When a false-positive culture is suspected, the laboratory or clinician
may want to verify this suspicion before they report the patient
as having a new case. The TB Genotyping Isolate Submission Form
includes a field to identify an isolate as a possible false-positive
culture (the column title is “suspected_false_positive”). When the
suspicion of a false-positive culture is flagged on the form, the
genotyping laboratory will send the genotyping results to the submitting
laboratory and to the TB program. The TB program should discuss
this procedure with laboratories in its jurisdiction and agree on
a process for submission of the isolates, either directly or through
the state laboratory, and perhaps use an expedited protocol. All
isolates submitted to the genotyping laboratory will receive rapid
turnaround, so there is no need to request expedited typing. When
the spoligotype and MIRU type for a suspected false-positive culture
match the genotype of the putative source isolate, this provides
strong evidence that the culture is false-positive.
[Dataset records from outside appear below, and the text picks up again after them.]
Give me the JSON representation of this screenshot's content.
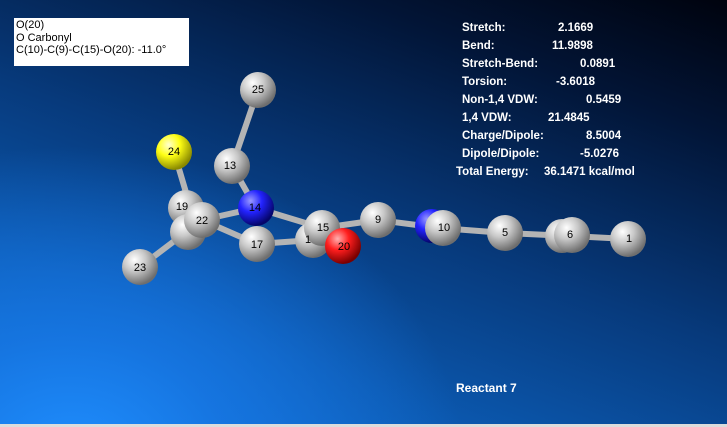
{
  "info_box": {
    "line1": "O(20)",
    "line2": "O Carbonyl",
    "line3": "C(10)-C(9)-C(15)-O(20):  -11.0°"
  },
  "energy": [
    {
      "label": "Stretch:",
      "value": "2.1669"
    },
    {
      "label": "Bend:",
      "value": "11.9898"
    },
    {
      "label": "Stretch-Bend:",
      "value": "0.0891"
    },
    {
      "label": "Torsion:",
      "value": "-3.6018"
    },
    {
      "label": "Non-1,4 VDW:",
      "value": "0.5459"
    },
    {
      "label": "1,4 VDW:",
      "value": "21.4845"
    },
    {
      "label": "Charge/Dipole:",
      "value": "8.5004"
    },
    {
      "label": "Dipole/Dipole:",
      "value": "-5.0276"
    },
    {
      "label": "Total Energy:",
      "value": "36.1471 kcal/mol"
    }
  ],
  "caption": "Reactant 7",
  "colors": {
    "carbon": "#c8c8c8",
    "nitrogen": "#2323ff",
    "oxygen": "#ff1e1e",
    "sulfur": "#ffff14",
    "bond": "#b4b4b4"
  },
  "atom_labels": {
    "a25": "25",
    "a24": "24",
    "a13": "13",
    "a19": "19",
    "a22": "22",
    "a14": "14",
    "a17": "17",
    "a23": "23",
    "a16": "1",
    "a15": "15",
    "a20": "20",
    "a9": "9",
    "a10": "10",
    "a5": "5",
    "a6": "6",
    "a1": "1"
  }
}
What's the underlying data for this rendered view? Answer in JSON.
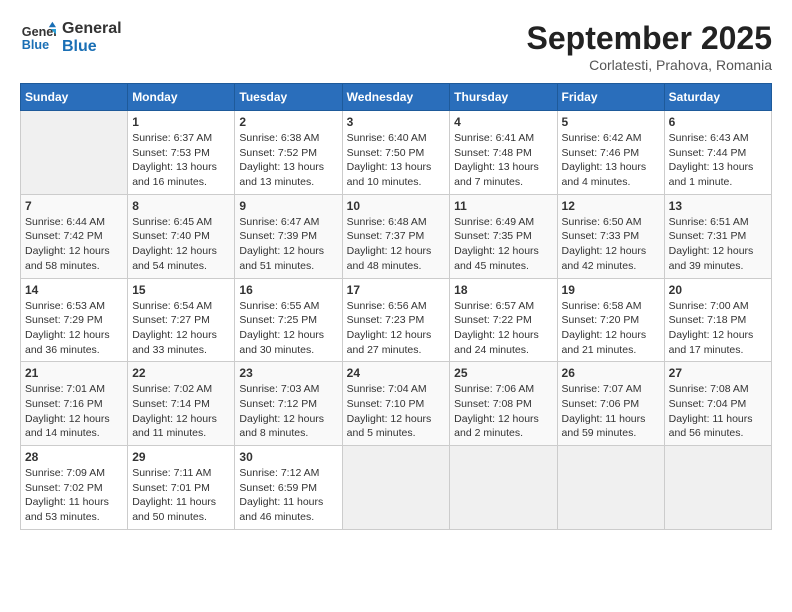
{
  "header": {
    "logo_line1": "General",
    "logo_line2": "Blue",
    "month_title": "September 2025",
    "subtitle": "Corlatesti, Prahova, Romania"
  },
  "days_of_week": [
    "Sunday",
    "Monday",
    "Tuesday",
    "Wednesday",
    "Thursday",
    "Friday",
    "Saturday"
  ],
  "weeks": [
    [
      {
        "day": "",
        "info": ""
      },
      {
        "day": "1",
        "info": "Sunrise: 6:37 AM\nSunset: 7:53 PM\nDaylight: 13 hours\nand 16 minutes."
      },
      {
        "day": "2",
        "info": "Sunrise: 6:38 AM\nSunset: 7:52 PM\nDaylight: 13 hours\nand 13 minutes."
      },
      {
        "day": "3",
        "info": "Sunrise: 6:40 AM\nSunset: 7:50 PM\nDaylight: 13 hours\nand 10 minutes."
      },
      {
        "day": "4",
        "info": "Sunrise: 6:41 AM\nSunset: 7:48 PM\nDaylight: 13 hours\nand 7 minutes."
      },
      {
        "day": "5",
        "info": "Sunrise: 6:42 AM\nSunset: 7:46 PM\nDaylight: 13 hours\nand 4 minutes."
      },
      {
        "day": "6",
        "info": "Sunrise: 6:43 AM\nSunset: 7:44 PM\nDaylight: 13 hours\nand 1 minute."
      }
    ],
    [
      {
        "day": "7",
        "info": "Sunrise: 6:44 AM\nSunset: 7:42 PM\nDaylight: 12 hours\nand 58 minutes."
      },
      {
        "day": "8",
        "info": "Sunrise: 6:45 AM\nSunset: 7:40 PM\nDaylight: 12 hours\nand 54 minutes."
      },
      {
        "day": "9",
        "info": "Sunrise: 6:47 AM\nSunset: 7:39 PM\nDaylight: 12 hours\nand 51 minutes."
      },
      {
        "day": "10",
        "info": "Sunrise: 6:48 AM\nSunset: 7:37 PM\nDaylight: 12 hours\nand 48 minutes."
      },
      {
        "day": "11",
        "info": "Sunrise: 6:49 AM\nSunset: 7:35 PM\nDaylight: 12 hours\nand 45 minutes."
      },
      {
        "day": "12",
        "info": "Sunrise: 6:50 AM\nSunset: 7:33 PM\nDaylight: 12 hours\nand 42 minutes."
      },
      {
        "day": "13",
        "info": "Sunrise: 6:51 AM\nSunset: 7:31 PM\nDaylight: 12 hours\nand 39 minutes."
      }
    ],
    [
      {
        "day": "14",
        "info": "Sunrise: 6:53 AM\nSunset: 7:29 PM\nDaylight: 12 hours\nand 36 minutes."
      },
      {
        "day": "15",
        "info": "Sunrise: 6:54 AM\nSunset: 7:27 PM\nDaylight: 12 hours\nand 33 minutes."
      },
      {
        "day": "16",
        "info": "Sunrise: 6:55 AM\nSunset: 7:25 PM\nDaylight: 12 hours\nand 30 minutes."
      },
      {
        "day": "17",
        "info": "Sunrise: 6:56 AM\nSunset: 7:23 PM\nDaylight: 12 hours\nand 27 minutes."
      },
      {
        "day": "18",
        "info": "Sunrise: 6:57 AM\nSunset: 7:22 PM\nDaylight: 12 hours\nand 24 minutes."
      },
      {
        "day": "19",
        "info": "Sunrise: 6:58 AM\nSunset: 7:20 PM\nDaylight: 12 hours\nand 21 minutes."
      },
      {
        "day": "20",
        "info": "Sunrise: 7:00 AM\nSunset: 7:18 PM\nDaylight: 12 hours\nand 17 minutes."
      }
    ],
    [
      {
        "day": "21",
        "info": "Sunrise: 7:01 AM\nSunset: 7:16 PM\nDaylight: 12 hours\nand 14 minutes."
      },
      {
        "day": "22",
        "info": "Sunrise: 7:02 AM\nSunset: 7:14 PM\nDaylight: 12 hours\nand 11 minutes."
      },
      {
        "day": "23",
        "info": "Sunrise: 7:03 AM\nSunset: 7:12 PM\nDaylight: 12 hours\nand 8 minutes."
      },
      {
        "day": "24",
        "info": "Sunrise: 7:04 AM\nSunset: 7:10 PM\nDaylight: 12 hours\nand 5 minutes."
      },
      {
        "day": "25",
        "info": "Sunrise: 7:06 AM\nSunset: 7:08 PM\nDaylight: 12 hours\nand 2 minutes."
      },
      {
        "day": "26",
        "info": "Sunrise: 7:07 AM\nSunset: 7:06 PM\nDaylight: 11 hours\nand 59 minutes."
      },
      {
        "day": "27",
        "info": "Sunrise: 7:08 AM\nSunset: 7:04 PM\nDaylight: 11 hours\nand 56 minutes."
      }
    ],
    [
      {
        "day": "28",
        "info": "Sunrise: 7:09 AM\nSunset: 7:02 PM\nDaylight: 11 hours\nand 53 minutes."
      },
      {
        "day": "29",
        "info": "Sunrise: 7:11 AM\nSunset: 7:01 PM\nDaylight: 11 hours\nand 50 minutes."
      },
      {
        "day": "30",
        "info": "Sunrise: 7:12 AM\nSunset: 6:59 PM\nDaylight: 11 hours\nand 46 minutes."
      },
      {
        "day": "",
        "info": ""
      },
      {
        "day": "",
        "info": ""
      },
      {
        "day": "",
        "info": ""
      },
      {
        "day": "",
        "info": ""
      }
    ]
  ]
}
In this case,
there is no need for confirmation by IS6110-based RFLP
analysis.
Unsuspected False-Positive Cultures
False-positive cultures can also be detected by analysis of genotyping
results. A TB program’s genotyping plan should include a procedure
for evaluating all matching isolates for the possibility that one
or more represent an unsuspected false-positive culture. Unsuspected
false-positive culture results that are identified on the basis
of matching PCR genotyping results should be confirmed with RFLP
analysis. The genotyping laboratories will not have sufficient patient
or laboratory information to help decide whether particular matching
isolates represent false-positive cultures, except in the instance
of contamination with common laboratory control strains.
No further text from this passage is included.